NPS Management Policies (2001) states that the National Park Service will strive to preserve the natural quiet and natural sounds associated with the physical and biological resources of parks. Activities causing excessive or unnecessary unnatural sounds in and adjacent to parks will be monitored, and action will be taken to prevent or minimize unnatural sounds that adversely affect park resources or values or visitors’ enjoyment of them.
A qualitative noise analysis was conducted for the rehabilitation of Highway 62 West. This study was based on the type of land use found in the park, the distance to nearby receptors, traffic noise, and noise generated by construction equipment.
For this noise assessment, two types of noise descriptors were used. In discussing fluctuations in noise levels, ambient noise levels were described in terms of dBA. In discussing hourly average noise levels, the descriptor was Leq(h), or hourly equivalent noise level. The hourly equivalent noise level is a sound pressure level that, if constant over a specified time period, would contain the same sound energy as the actual sound that varies in level with time (Cowan 1994).
Traffic noise from roadway vehicles along Highway 62 West is generated by the engine, tire-roadway interaction, brakes, vehicle vibration, and air disturbance. Roadway traffic noise is influenced by vehicle speed, volume, auto-truck mix, and roadway grades. The effects of traffic noise on surrounding areas depends on the noise levels generated, background noise levels, intervening terrain, and nature of land uses.
Ambient noise levels along Highway 62 West within the project corridor are generally low (reflected in the light traffic volumes), are heavily wooded, and the undeveloped and unpopulated nature of the park comprises much of the surrounding landscape.

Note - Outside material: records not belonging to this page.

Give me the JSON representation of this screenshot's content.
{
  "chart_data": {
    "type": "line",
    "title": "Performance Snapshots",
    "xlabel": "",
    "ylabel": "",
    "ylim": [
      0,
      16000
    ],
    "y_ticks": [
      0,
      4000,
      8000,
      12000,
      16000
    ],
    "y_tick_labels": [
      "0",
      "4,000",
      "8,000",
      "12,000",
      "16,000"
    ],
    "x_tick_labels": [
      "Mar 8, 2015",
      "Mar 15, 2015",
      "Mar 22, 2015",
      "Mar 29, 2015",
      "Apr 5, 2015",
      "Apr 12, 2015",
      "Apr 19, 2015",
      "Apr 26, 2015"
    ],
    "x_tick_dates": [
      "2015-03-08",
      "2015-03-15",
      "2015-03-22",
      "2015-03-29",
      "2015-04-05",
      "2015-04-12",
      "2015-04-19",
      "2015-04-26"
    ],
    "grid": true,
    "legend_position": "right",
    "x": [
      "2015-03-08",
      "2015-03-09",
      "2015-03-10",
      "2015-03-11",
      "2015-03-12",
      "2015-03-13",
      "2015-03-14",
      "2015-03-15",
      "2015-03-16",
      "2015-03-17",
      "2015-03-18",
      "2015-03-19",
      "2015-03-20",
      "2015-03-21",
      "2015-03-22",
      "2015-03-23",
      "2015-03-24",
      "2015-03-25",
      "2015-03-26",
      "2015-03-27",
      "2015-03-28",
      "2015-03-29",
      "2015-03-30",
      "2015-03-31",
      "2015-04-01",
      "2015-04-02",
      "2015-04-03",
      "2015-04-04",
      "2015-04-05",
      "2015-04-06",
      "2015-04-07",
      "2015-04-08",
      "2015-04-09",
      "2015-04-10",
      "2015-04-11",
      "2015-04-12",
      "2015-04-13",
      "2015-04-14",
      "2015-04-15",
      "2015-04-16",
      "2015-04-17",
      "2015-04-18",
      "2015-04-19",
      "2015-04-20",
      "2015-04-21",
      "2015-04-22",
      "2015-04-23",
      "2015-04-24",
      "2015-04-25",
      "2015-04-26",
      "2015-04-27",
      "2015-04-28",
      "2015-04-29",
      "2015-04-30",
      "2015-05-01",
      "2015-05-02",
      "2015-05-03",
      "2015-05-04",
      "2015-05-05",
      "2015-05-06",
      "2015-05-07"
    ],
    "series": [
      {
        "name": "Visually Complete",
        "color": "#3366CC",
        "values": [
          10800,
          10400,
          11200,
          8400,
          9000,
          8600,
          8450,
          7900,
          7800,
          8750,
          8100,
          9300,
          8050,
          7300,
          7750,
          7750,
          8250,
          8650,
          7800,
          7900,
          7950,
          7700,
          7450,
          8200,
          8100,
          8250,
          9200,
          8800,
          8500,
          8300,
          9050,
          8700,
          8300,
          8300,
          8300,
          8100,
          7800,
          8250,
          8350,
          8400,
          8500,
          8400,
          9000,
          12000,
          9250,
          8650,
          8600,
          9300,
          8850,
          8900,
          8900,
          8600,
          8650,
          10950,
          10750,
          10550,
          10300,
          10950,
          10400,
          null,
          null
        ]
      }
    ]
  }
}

In order to estimate noise levels, the Federal Highway Administration’s Traffic Noise Model Look-Up Tables were utilized. These tables calculate noise levels, when given the parameters of traffic volume, type of vehicle, number of vehicles, and speed for a flat straight roadway section. Therefore, the predictions at the reference locations are representative of most locations along Highway 62 West and do not represent any one location. During the summer, the average daily traffic is 1,130 vehicles, while during the winter months, the average daily traffic is 300 vehicles. A conservative 30% of the average daily traffic was considered as the peak or design hourly volume of traffic.
Using this method on a typical summer day, with a peak hour traffic volume of 339 vehicles per hour at 45 mph, the estimated noise level at 50 feet (known as Reference 1) was 61.4 dBA Leq(h), while at 100 feet (known as Reference 2) the noise level was 54.9 dBA Leq(h). To consider vehicles driving around curves known as a switchback, a 20 mph speed was used and the estimated noise level was estimated to be 51.7 dBA Leq(h ) at Reference 1, and 46.0 dBA Leq(h) at Reference 2. Although the estimated noise levels at Reference 1 at the 45 mph speed was predicted to exceed the noise abatement criteria, this receptor does not represent a noise sensitive use and is outside the proposed wilderness area.
For a typical winter day, with a peak hour traffic volume of 90 vehicles per hour at 45 mph, the estimated noise level at Reference 1 was 55.6 dBA Leq(h), while at Reference 2 the noise level was 49.1 dBA Leq(h). At 20 mph, the estimated noise level was 45.9 dBA Leq(h) at Reference 1, and 40.2 dBA Leq(h) at Reference 2. These noise levels are well below the noise abatement criteria.